Speaker 3:God, yeah, yeah, just in time. Yeah, you know you get all those esther words right and you are.
Speaker 2:This is for just a time, as this, or whatever, I'm like, oh yeah, yeah, thank you, jesus.
Speaker 1:Yeah, I'm so glad a hard time bro gonna reconcile the anti-mask and the mask people yeah.
Speaker 3:Great.
Speaker 1:Yeah, I thought I'd be doing.
Speaker 3:So that was a lot of fun, but that was the start of it. And then another big component was about two years into pastoring I had to. Maybe not even that long, maybe it was a year. Yeah, it was right. Around a year into pastoring I shared my story in front of our whole congregation oh wow. So it's taking all of those moments, I think, to actually help overcome a lot of the shame that was surrounding my story. And once I started doing that, what I noticed was that God started sending people to me that were in similar spots, that were dealing with similar types of brokenness that I could just pray for and speak into and love and care. So it was. It's been really interesting to see how God wrote redemption into this, because that was a journey from the time I was 17 when I felt that call to ministry. So I'm 39 before I'm actually walking in that call of ministry. You know, a lot of people think God's asking me to do this thing. I'm going to go do it tomorrow. That has not been my case.
Speaker 3:He asked me to do something and it was almost. You know it was 20, some odd years later, 22 years, yeah, and so I think I think sometimes we rush what God wants to do in us. You know, and like I said, if I was writing my story I would have been a pastor at 22, 24, you know, at least by the time I was 30.
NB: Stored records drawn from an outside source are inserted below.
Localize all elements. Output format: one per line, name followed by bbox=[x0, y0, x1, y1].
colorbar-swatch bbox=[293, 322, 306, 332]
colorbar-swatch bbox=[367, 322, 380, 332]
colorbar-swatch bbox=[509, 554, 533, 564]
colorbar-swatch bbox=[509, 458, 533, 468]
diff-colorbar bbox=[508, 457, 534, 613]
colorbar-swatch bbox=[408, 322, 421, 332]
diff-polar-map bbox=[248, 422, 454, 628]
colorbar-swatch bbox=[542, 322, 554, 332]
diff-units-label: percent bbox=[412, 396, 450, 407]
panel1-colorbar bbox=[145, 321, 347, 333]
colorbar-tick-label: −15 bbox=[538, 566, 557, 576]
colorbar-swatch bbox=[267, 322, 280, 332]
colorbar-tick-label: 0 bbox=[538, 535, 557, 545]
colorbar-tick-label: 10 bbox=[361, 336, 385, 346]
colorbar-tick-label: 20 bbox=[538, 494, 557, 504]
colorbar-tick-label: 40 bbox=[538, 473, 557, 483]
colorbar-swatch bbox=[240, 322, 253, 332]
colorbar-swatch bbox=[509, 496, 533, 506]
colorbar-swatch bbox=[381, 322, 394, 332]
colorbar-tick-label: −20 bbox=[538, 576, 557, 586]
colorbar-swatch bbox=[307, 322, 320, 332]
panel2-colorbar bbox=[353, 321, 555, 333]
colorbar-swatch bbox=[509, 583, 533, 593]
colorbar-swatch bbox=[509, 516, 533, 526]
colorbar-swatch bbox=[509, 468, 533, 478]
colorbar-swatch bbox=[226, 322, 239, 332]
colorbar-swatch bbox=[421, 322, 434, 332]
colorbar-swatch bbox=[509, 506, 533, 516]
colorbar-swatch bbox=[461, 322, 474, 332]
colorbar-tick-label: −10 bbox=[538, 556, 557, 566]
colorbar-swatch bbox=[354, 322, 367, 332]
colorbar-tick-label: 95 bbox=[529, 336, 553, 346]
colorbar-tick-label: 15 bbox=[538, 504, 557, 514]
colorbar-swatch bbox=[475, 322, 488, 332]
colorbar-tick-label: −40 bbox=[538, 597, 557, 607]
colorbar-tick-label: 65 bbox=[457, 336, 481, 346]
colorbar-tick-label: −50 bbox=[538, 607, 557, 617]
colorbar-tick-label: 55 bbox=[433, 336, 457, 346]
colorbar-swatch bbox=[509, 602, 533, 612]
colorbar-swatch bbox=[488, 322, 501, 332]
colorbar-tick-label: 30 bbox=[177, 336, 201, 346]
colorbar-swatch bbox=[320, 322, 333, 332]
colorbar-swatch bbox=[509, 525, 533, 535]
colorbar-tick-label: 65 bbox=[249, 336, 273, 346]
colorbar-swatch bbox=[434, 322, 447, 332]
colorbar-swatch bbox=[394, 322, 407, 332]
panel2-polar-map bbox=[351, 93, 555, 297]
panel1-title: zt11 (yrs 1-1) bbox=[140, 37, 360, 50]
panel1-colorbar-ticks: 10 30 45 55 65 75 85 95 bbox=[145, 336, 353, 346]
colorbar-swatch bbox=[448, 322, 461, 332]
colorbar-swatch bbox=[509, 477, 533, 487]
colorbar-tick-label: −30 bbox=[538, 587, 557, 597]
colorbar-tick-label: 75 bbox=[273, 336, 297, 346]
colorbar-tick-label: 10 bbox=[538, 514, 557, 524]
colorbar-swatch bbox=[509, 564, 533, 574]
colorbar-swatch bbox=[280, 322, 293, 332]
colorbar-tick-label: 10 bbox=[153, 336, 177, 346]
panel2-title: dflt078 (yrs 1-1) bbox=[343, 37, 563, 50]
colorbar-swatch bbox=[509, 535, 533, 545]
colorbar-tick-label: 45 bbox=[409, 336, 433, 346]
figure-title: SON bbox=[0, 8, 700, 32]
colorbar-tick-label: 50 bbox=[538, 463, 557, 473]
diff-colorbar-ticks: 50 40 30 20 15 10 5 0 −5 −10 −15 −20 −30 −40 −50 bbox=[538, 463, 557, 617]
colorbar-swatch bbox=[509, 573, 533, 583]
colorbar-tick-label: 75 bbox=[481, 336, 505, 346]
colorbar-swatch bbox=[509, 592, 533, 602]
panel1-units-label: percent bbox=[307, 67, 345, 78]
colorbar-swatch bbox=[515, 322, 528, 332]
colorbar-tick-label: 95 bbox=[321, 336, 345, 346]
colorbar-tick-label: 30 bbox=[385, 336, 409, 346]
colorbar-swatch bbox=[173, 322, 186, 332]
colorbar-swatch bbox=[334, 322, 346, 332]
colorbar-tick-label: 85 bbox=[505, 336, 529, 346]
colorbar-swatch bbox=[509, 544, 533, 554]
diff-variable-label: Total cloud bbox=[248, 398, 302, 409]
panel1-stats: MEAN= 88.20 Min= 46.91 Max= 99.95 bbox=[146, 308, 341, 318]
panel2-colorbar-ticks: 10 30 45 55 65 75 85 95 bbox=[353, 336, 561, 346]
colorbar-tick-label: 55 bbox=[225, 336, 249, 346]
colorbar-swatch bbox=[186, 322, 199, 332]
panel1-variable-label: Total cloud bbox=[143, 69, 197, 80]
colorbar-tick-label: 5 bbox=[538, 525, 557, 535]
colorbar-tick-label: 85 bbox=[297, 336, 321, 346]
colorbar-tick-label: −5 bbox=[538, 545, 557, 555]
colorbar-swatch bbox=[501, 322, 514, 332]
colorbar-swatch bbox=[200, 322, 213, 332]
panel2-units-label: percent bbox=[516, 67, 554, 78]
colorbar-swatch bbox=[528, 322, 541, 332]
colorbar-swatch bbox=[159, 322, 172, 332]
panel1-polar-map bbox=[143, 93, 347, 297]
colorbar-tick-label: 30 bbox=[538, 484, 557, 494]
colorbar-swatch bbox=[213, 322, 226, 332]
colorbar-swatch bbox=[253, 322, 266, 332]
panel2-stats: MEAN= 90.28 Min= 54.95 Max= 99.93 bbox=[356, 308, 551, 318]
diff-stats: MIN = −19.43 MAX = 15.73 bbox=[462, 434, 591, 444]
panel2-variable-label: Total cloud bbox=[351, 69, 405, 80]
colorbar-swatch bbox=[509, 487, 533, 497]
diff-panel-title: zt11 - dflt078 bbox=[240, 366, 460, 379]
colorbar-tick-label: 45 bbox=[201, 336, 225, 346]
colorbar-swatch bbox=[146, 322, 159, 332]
Speaker 3:But that's not the story he had written, and his story is much more beautiful than mine. You know, his story is not one that anybody could think of. It was something that only he could write.
Speaker 2:Brian Boswell.
Speaker 3:Thank you so much for sharing your story thank you guys for allowing me to share my story. Wow, this was a real show. I'm going to go get some rest. Bye, thank you.